İstihdamın hukuk, sağlık, eğitim ve güvenlik dışındaki branşlarda daraldığı göz önüne alınırsa modern teknoloji ile donatılan meslek liseleri bir zamanların (Erkek Sanat Okulu, Olgunlaştırma Enstitüsü) seviyesinden aşağı olmamalıdır. Temel branşlar dışındaki fakültelerin eğitimi açık öğretimde mümkün hale getirilmelidir. Böylece diploma sahibi olmak için usulsüzlük yapmaya gerek kalmayacaktır. Paydaşlar denilen kurum ve kişiler de eğitim sisteminin bir parçası oldu artık ve eğitim gerçekten bu paydaşların dahil olduğu bir süreçle işliyor.
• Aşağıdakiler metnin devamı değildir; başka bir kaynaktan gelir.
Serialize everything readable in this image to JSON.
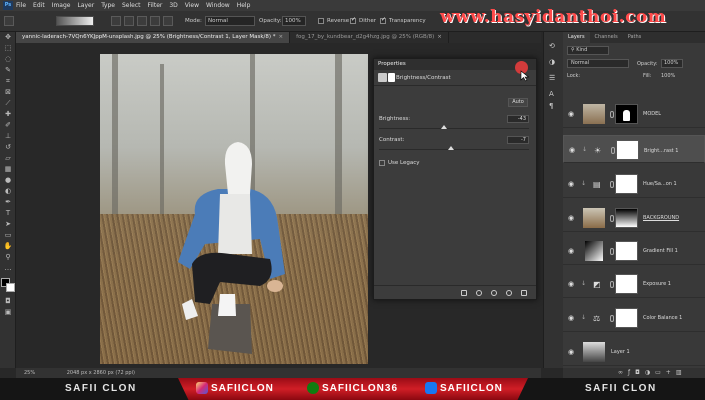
{
  "menu": [
    "File",
    "Edit",
    "Image",
    "Layer",
    "Type",
    "Select",
    "Filter",
    "3D",
    "View",
    "Window",
    "Help"
  ],
  "options": {
    "mode_label": "Mode:",
    "mode_value": "Normal",
    "opacity_label": "Opacity:",
    "opacity_value": "100%",
    "reverse_label": "Reverse",
    "dither_label": "Dither",
    "transparency_label": "Transparency"
  },
  "watermark": "www.hasyidanthoi.com",
  "tabs": [
    {
      "label": "yannic-laderach-7VQn6YKJppM-unsplash.jpg @ 25% (Brightness/Contrast 1, Layer Mask/8) *",
      "active": true
    },
    {
      "label": "fog_17_by_kundbear_d2g4hzg.jpg @ 25% (RGB/8)",
      "active": false
    }
  ],
  "status": {
    "zoom": "25%",
    "doc": "2048 px x 2860 px (72 ppi)"
  },
  "properties": {
    "title": "Properties",
    "subtitle": "Brightness/Contrast",
    "auto_label": "Auto",
    "brightness_label": "Brightness:",
    "brightness_value": "-43",
    "brightness_level": 0.43,
    "contrast_label": "Contrast:",
    "contrast_value": "-7",
    "contrast_level": 0.48,
    "legacy_label": "Use Legacy"
  },
  "layers_panel": {
    "tabs": [
      "Layers",
      "Channels",
      "Paths"
    ],
    "kind_label": "Kind",
    "blend_value": "Normal",
    "opacity_label": "Opacity:",
    "opacity_value": "100%",
    "lock_label": "Lock:",
    "fill_label": "Fill:",
    "fill_value": "100%",
    "layers": [
      {
        "name": "MODEL"
      },
      {
        "name": "Bright...rast 1"
      },
      {
        "name": "Hue/Sa...on 1"
      },
      {
        "name": "BACKGROUND"
      },
      {
        "name": "Gradient Fill 1"
      },
      {
        "name": "Exposure 1"
      },
      {
        "name": "Color Balance 1"
      },
      {
        "name": "Layer 1"
      }
    ]
  },
  "banner": {
    "left": "SAFII CLON",
    "instagram": "SAFIICLON",
    "xbox": "SAFIICLON36",
    "facebook": "SAFIICLON",
    "right": "SAFII CLON"
  },
  "colors": {
    "accent_red": "#d01e26",
    "watermark_red": "#ff4a4a"
  }
}
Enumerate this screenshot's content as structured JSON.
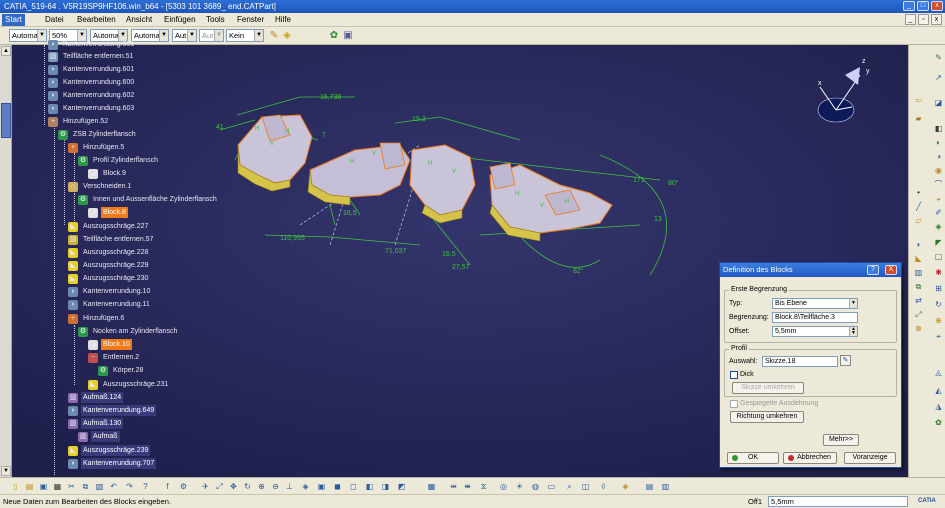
{
  "window": {
    "title": "CATIA_519-64 . V5R19SP9HF106.win_b64 - [5303 101 3689_ end.CATPart]"
  },
  "menu": {
    "items": [
      "Start",
      "Datei",
      "Bearbeiten",
      "Ansicht",
      "Einfügen",
      "Tools",
      "Fenster",
      "Hilfe"
    ]
  },
  "toolbar": {
    "combo1": "Automa",
    "combo2": "50%",
    "combo3": "Automa",
    "combo4": "Automa",
    "combo5": "Aut",
    "combo6": "Aut",
    "combo7": "Kein"
  },
  "tree": {
    "nodes": [
      "Kantenverrundung.601",
      "Teilfläche entfernen.51",
      "Kantenverrundung.601",
      "Kantenverrundung.600",
      "Kantenverrundung.602",
      "Kantenverrundung.603",
      "Hinzufügen.52",
      "ZSB Zylinderflansch",
      "Hinzufügen.5",
      "Profil Zylinderflansch",
      "Block.9",
      "Verschneiden.1",
      "Innen und Aussenfläche Zylinderflansch",
      "Block.8",
      "Auszugsschräge.227",
      "Teilfläche entfernen.57",
      "Auszugsschräge.228",
      "Auszugsschräge.229",
      "Auszugsschräge.230",
      "Kantenverrundung.10",
      "Kantenverrundung.11",
      "Hinzufügen.6",
      "Nocken am Zylinderflansch",
      "Block.10",
      "Entfernen.2",
      "Körper.28",
      "Auszugsschräge.231",
      "Aufmaß.124",
      "Kantenverrundung.649",
      "Aufmaß.130",
      "Aufmaß",
      "Auszugsschräge.239",
      "Kantenverrundung.707"
    ]
  },
  "dimensions": {
    "d1": "16,736",
    "d2": "41",
    "d3": "19,3",
    "d4": "171",
    "d5": "80°",
    "d6": "110,995",
    "d7": "71,037",
    "d8": "16,5",
    "d9": "27,57",
    "d10": "16,5",
    "d11": "13",
    "d12": "82°",
    "d13": "7"
  },
  "compass": {
    "x": "x",
    "y": "y",
    "z": "z"
  },
  "dialog": {
    "title": "Definition des Blocks",
    "help": "?",
    "close": "X",
    "group1": "Erste Begrenzung",
    "typ_label": "Typ:",
    "typ_value": "Bis Ebene",
    "begrenzung_label": "Begrenzung:",
    "begrenzung_value": "Block.8\\Teilfläche.3",
    "offset_label": "Offset:",
    "offset_value": "5,5mm",
    "group2": "Profil",
    "auswahl_label": "Auswahl:",
    "auswahl_value": "Skizze.18",
    "dick_label": "Dick",
    "skizze_btn": "Skizze umkehren",
    "gespiegelt_label": "Gespiegelte Ausdehnung",
    "richtung_btn": "Richtung umkehren",
    "mehr_btn": "Mehr>>",
    "ok_btn": "OK",
    "abbrechen_btn": "Abbrechen",
    "vorschau_btn": "Voranzeige"
  },
  "status": {
    "message": "Neue Daten zum Bearbeiten des Blocks eingeben.",
    "offset_label": "Off1",
    "offset_value": "5,5mm",
    "logo": "CATIA"
  },
  "colors": {
    "viewport_bg": "#27285a",
    "tree_text": "#e8e8f4",
    "selected": "#f07a18",
    "dimension_green": "#3ec23e",
    "part_face": "#c9c4d8",
    "part_edge_yellow": "#e8d24a"
  }
}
Medya, üniversiteler, sosyal medya, küçüklü büyüklü partiler “iç güçler” eğitime müdahil olmakla kalmıyor dış güçler de (UNICEF, AIHM, TIMSS, TEOFL, OECD)izleme raporları ile eğitim sistemimizde önemli yönlendirmelerde bulunuyorlar. Evrensel güç odaklarının hareket noktası kendi değerini evrensel değer olarak lanse etmekte toplanıyor. Dış dünyaya ait güç merkezleri eğitim ve öğretim işlerini öyle bir hale getirdiler ki yerlilik ve millilikten vazgeçmeden evrensel olmazsınız diyorlar.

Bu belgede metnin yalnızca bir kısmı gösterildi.